How many are valued for their proximity to God’s heart? How many are valued because they are constant in the prayer closet? Mind you I am not talking about prayer experts. I am talking about those whose prayer life you know yet you may have never heard them pray. At least that is what Jesus taught.

Why does someone look for a spiritual opinion and where?

Where do you think you will go if you need spiritual counsel between a pastor who has labored in a slum for decades and one who has grown a mega church in a few years?

Who do we think is blessed between the one being sacked for his faith and the one who has bought a new car? Why?

The truth is that a vast majority of us are fixated with those gifts. And the heart is too demanding to pursue. We are therefore content with the gifts and even build a tabernacle around them at the base of the mountain.
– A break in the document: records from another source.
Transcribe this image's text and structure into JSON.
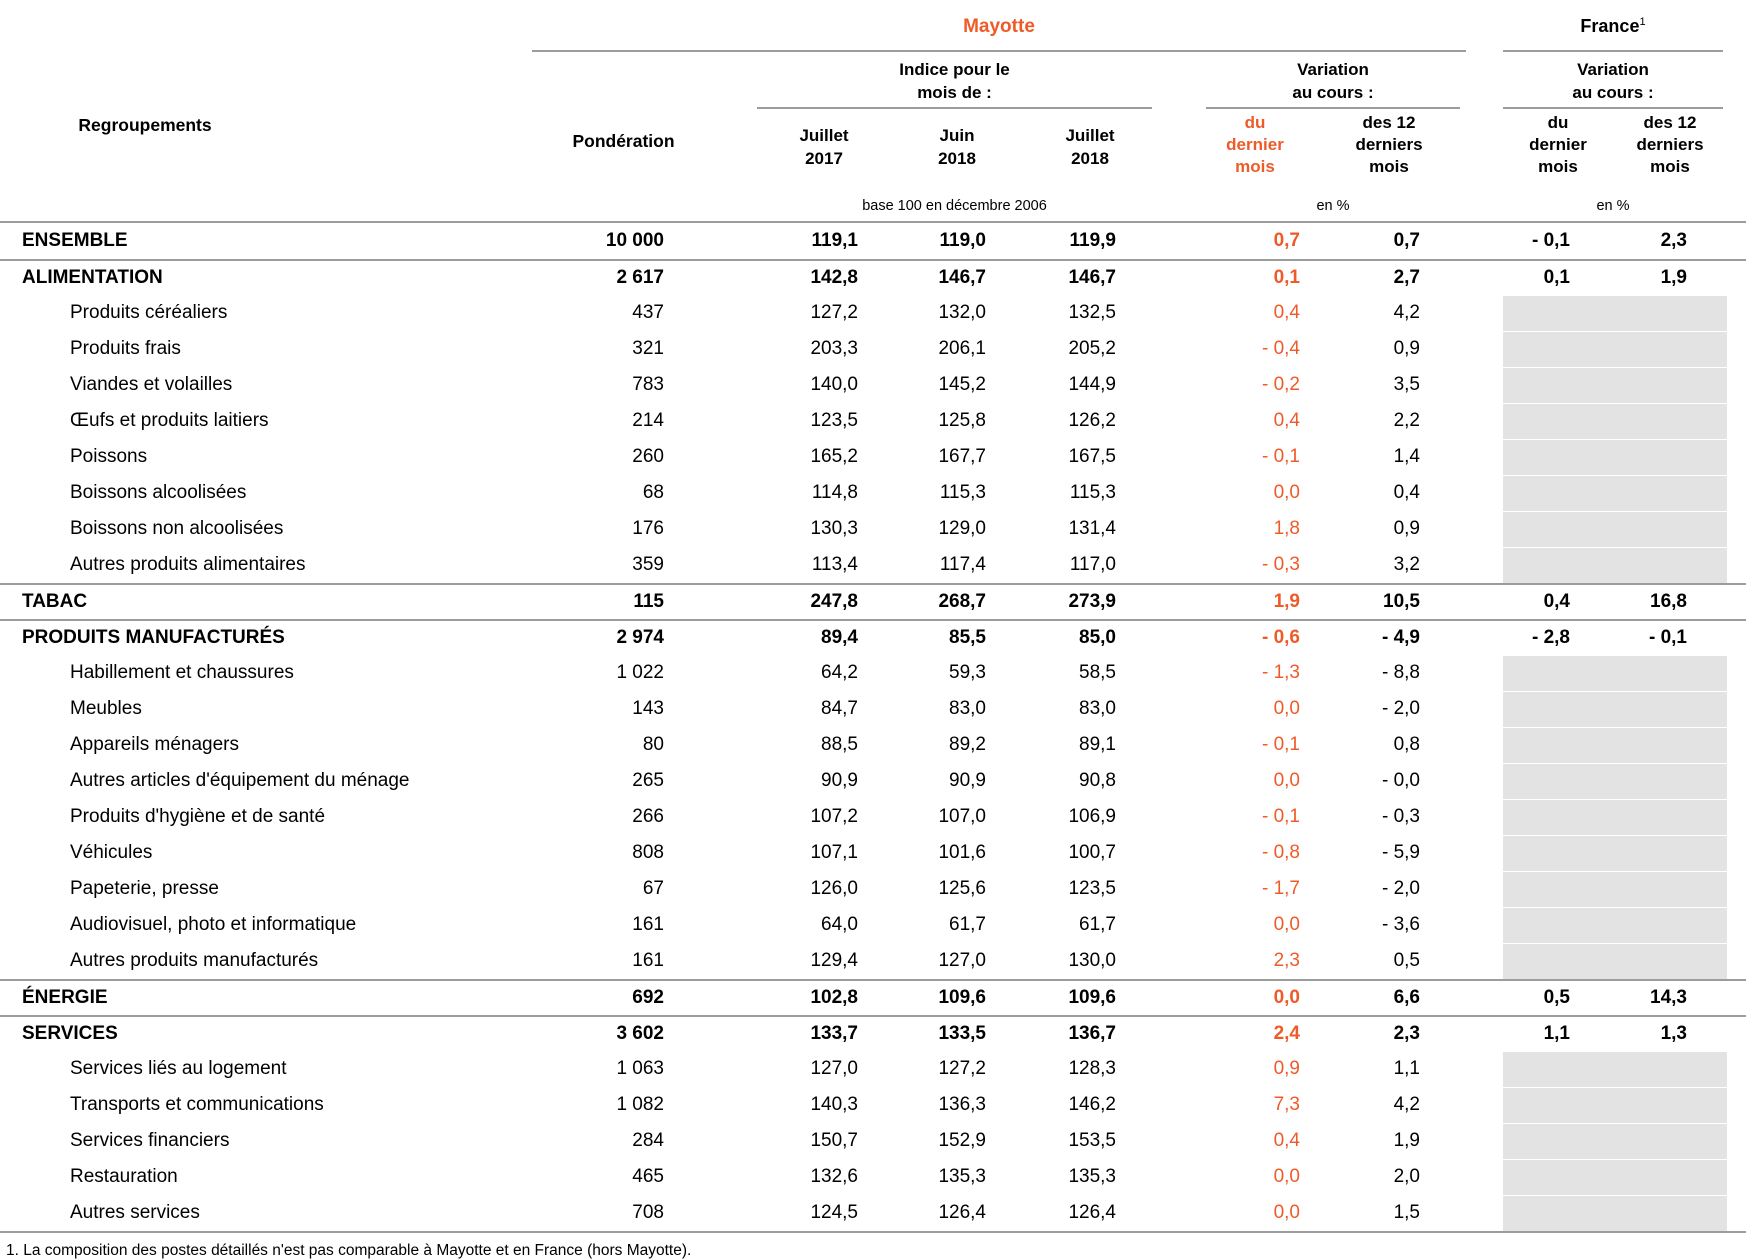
{
  "accent_color": "#ee5b28",
  "header": {
    "regroupements": "Regroupements",
    "ponderation": "Pondération",
    "mayotte_title": "Mayotte",
    "france": {
      "title": "France",
      "superscript": "1"
    },
    "indice_group": {
      "l1": "Indice pour le",
      "l2": "mois de :"
    },
    "variation_group": {
      "l1": "Variation",
      "l2": "au cours :"
    }
  },
  "columns": {
    "index_months": [
      {
        "month": "Juillet",
        "year": "2017"
      },
      {
        "month": "Juin",
        "year": "2018"
      },
      {
        "month": "Juillet",
        "year": "2018"
      }
    ],
    "variation_cols": [
      {
        "l1": "du",
        "l2": "dernier",
        "l3": "mois"
      },
      {
        "l1": "des 12",
        "l2": "derniers",
        "l3": "mois"
      }
    ]
  },
  "notes": {
    "base": "base 100 en décembre 2006",
    "percent": "en %"
  },
  "rows": [
    {
      "label": "ENSEMBLE",
      "level": "section",
      "ponderation": "10 000",
      "indices": [
        "119,1",
        "119,0",
        "119,9"
      ],
      "variation": [
        "0,7",
        "0,7"
      ],
      "france": [
        "- 0,1",
        "2,3"
      ]
    },
    {
      "label": "ALIMENTATION",
      "level": "section",
      "ponderation": "2 617",
      "indices": [
        "142,8",
        "146,7",
        "146,7"
      ],
      "variation": [
        "0,1",
        "2,7"
      ],
      "france": [
        "0,1",
        "1,9"
      ]
    },
    {
      "label": "Produits céréaliers",
      "level": "detail",
      "ponderation": "437",
      "indices": [
        "127,2",
        "132,0",
        "132,5"
      ],
      "variation": [
        "0,4",
        "4,2"
      ],
      "france": null
    },
    {
      "label": "Produits frais",
      "level": "detail",
      "ponderation": "321",
      "indices": [
        "203,3",
        "206,1",
        "205,2"
      ],
      "variation": [
        "- 0,4",
        "0,9"
      ],
      "france": null
    },
    {
      "label": "Viandes et volailles",
      "level": "detail",
      "ponderation": "783",
      "indices": [
        "140,0",
        "145,2",
        "144,9"
      ],
      "variation": [
        "- 0,2",
        "3,5"
      ],
      "france": null
    },
    {
      "label": "Œufs et produits laitiers",
      "level": "detail",
      "ponderation": "214",
      "indices": [
        "123,5",
        "125,8",
        "126,2"
      ],
      "variation": [
        "0,4",
        "2,2"
      ],
      "france": null
    },
    {
      "label": "Poissons",
      "level": "detail",
      "ponderation": "260",
      "indices": [
        "165,2",
        "167,7",
        "167,5"
      ],
      "variation": [
        "- 0,1",
        "1,4"
      ],
      "france": null
    },
    {
      "label": "Boissons alcoolisées",
      "level": "detail",
      "ponderation": "68",
      "indices": [
        "114,8",
        "115,3",
        "115,3"
      ],
      "variation": [
        "0,0",
        "0,4"
      ],
      "france": null
    },
    {
      "label": "Boissons non alcoolisées",
      "level": "detail",
      "ponderation": "176",
      "indices": [
        "130,3",
        "129,0",
        "131,4"
      ],
      "variation": [
        "1,8",
        "0,9"
      ],
      "france": null
    },
    {
      "label": "Autres produits alimentaires",
      "level": "detail",
      "ponderation": "359",
      "indices": [
        "113,4",
        "117,4",
        "117,0"
      ],
      "variation": [
        "- 0,3",
        "3,2"
      ],
      "france": null
    },
    {
      "label": "TABAC",
      "level": "section",
      "ponderation": "115",
      "indices": [
        "247,8",
        "268,7",
        "273,9"
      ],
      "variation": [
        "1,9",
        "10,5"
      ],
      "france": [
        "0,4",
        "16,8"
      ]
    },
    {
      "label": "PRODUITS MANUFACTURÉS",
      "level": "section",
      "ponderation": "2 974",
      "indices": [
        "89,4",
        "85,5",
        "85,0"
      ],
      "variation": [
        "- 0,6",
        "- 4,9"
      ],
      "france": [
        "- 2,8",
        "- 0,1"
      ]
    },
    {
      "label": "Habillement et chaussures",
      "level": "detail",
      "ponderation": "1 022",
      "indices": [
        "64,2",
        "59,3",
        "58,5"
      ],
      "variation": [
        "- 1,3",
        "- 8,8"
      ],
      "france": null
    },
    {
      "label": "Meubles",
      "level": "detail",
      "ponderation": "143",
      "indices": [
        "84,7",
        "83,0",
        "83,0"
      ],
      "variation": [
        "0,0",
        "- 2,0"
      ],
      "france": null
    },
    {
      "label": "Appareils ménagers",
      "level": "detail",
      "ponderation": "80",
      "indices": [
        "88,5",
        "89,2",
        "89,1"
      ],
      "variation": [
        "- 0,1",
        "0,8"
      ],
      "france": null
    },
    {
      "label": "Autres articles d'équipement du ménage",
      "level": "detail",
      "ponderation": "265",
      "indices": [
        "90,9",
        "90,9",
        "90,8"
      ],
      "variation": [
        "0,0",
        "- 0,0"
      ],
      "france": null
    },
    {
      "label": "Produits d'hygiène et de santé",
      "level": "detail",
      "ponderation": "266",
      "indices": [
        "107,2",
        "107,0",
        "106,9"
      ],
      "variation": [
        "- 0,1",
        "- 0,3"
      ],
      "france": null
    },
    {
      "label": "Véhicules",
      "level": "detail",
      "ponderation": "808",
      "indices": [
        "107,1",
        "101,6",
        "100,7"
      ],
      "variation": [
        "- 0,8",
        "- 5,9"
      ],
      "france": null
    },
    {
      "label": "Papeterie, presse",
      "level": "detail",
      "ponderation": "67",
      "indices": [
        "126,0",
        "125,6",
        "123,5"
      ],
      "variation": [
        "- 1,7",
        "- 2,0"
      ],
      "france": null
    },
    {
      "label": "Audiovisuel, photo et informatique",
      "level": "detail",
      "ponderation": "161",
      "indices": [
        "64,0",
        "61,7",
        "61,7"
      ],
      "variation": [
        "0,0",
        "- 3,6"
      ],
      "france": null
    },
    {
      "label": "Autres produits manufacturés",
      "level": "detail",
      "ponderation": "161",
      "indices": [
        "129,4",
        "127,0",
        "130,0"
      ],
      "variation": [
        "2,3",
        "0,5"
      ],
      "france": null
    },
    {
      "label": "ÉNERGIE",
      "level": "section",
      "ponderation": "692",
      "indices": [
        "102,8",
        "109,6",
        "109,6"
      ],
      "variation": [
        "0,0",
        "6,6"
      ],
      "france": [
        "0,5",
        "14,3"
      ]
    },
    {
      "label": "SERVICES",
      "level": "section",
      "ponderation": "3 602",
      "indices": [
        "133,7",
        "133,5",
        "136,7"
      ],
      "variation": [
        "2,4",
        "2,3"
      ],
      "france": [
        "1,1",
        "1,3"
      ]
    },
    {
      "label": "Services liés au logement",
      "level": "detail",
      "ponderation": "1 063",
      "indices": [
        "127,0",
        "127,2",
        "128,3"
      ],
      "variation": [
        "0,9",
        "1,1"
      ],
      "france": null
    },
    {
      "label": "Transports et communications",
      "level": "detail",
      "ponderation": "1 082",
      "indices": [
        "140,3",
        "136,3",
        "146,2"
      ],
      "variation": [
        "7,3",
        "4,2"
      ],
      "france": null
    },
    {
      "label": "Services financiers",
      "level": "detail",
      "ponderation": "284",
      "indices": [
        "150,7",
        "152,9",
        "153,5"
      ],
      "variation": [
        "0,4",
        "1,9"
      ],
      "france": null
    },
    {
      "label": "Restauration",
      "level": "detail",
      "ponderation": "465",
      "indices": [
        "132,6",
        "135,3",
        "135,3"
      ],
      "variation": [
        "0,0",
        "2,0"
      ],
      "france": null
    },
    {
      "label": "Autres services",
      "level": "detail",
      "ponderation": "708",
      "indices": [
        "124,5",
        "126,4",
        "126,4"
      ],
      "variation": [
        "0,0",
        "1,5"
      ],
      "france": null
    }
  ],
  "footnote": "1. La composition des postes détaillés n'est pas comparable à Mayotte et en France (hors Mayotte)."
}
Let Moses go to deal with God’s heart. We will continue waiting for those gifts down here.

The vast concentration of the preaching and teaching of our day is about gifts and things inheritance. Very little, if any, is about our spiritual, heart inheritance.

We are always speaking about what God has done for us. Rarely do we hear anything about what God is doing in us or how much like Him we are becoming as part of our inheritance.

The shocker for many believers is that the judgment seat of Christ will be looking at how close our hearts are to His. It will have nothing to do with what we have accessed or how much we have achieved. In other words, the only inheritance that will be worth anything in the other world is heart inheritance.

Matthew 7: 21 – 23 talks about real performers being sent to hell. Matthew 25: 31 – 46 talks about two categories of people presented with a similar situation, one being rewarded and the other condemned.

For I didn't speak to your fathers, nor command them in the day that I brought them out of the land of Egypt, concerning burnt offerings or sacrifices: but this thing I commanded them, saying, Listen to my voice, and I will be your God, and you shall be my people; and walk you in all the way that I command you, that it may be well with you. (Jeremiah 7: 22, 23)

It means that the exam is really on the heart in its response to God’s revelation.

Let me draw a parallel.

I think in the judgment God will look at me and compare me with the image of His Son. That is what judgment is about.

I could be shouting justification from the rooftops. But unless it becomes a part of me in becoming an agent of the same justification to others, I really have no business expecting it.

I could be an expert on grace. But unless grace flows from me to some other undeserving ‘sinners’, I have not accessed it. I can enjoy mercy tremendously, but unless there are others benefitting from mercy flowing out of my heart I really have not accessed the same.

How ready are we to inherit God’s heart through Christ?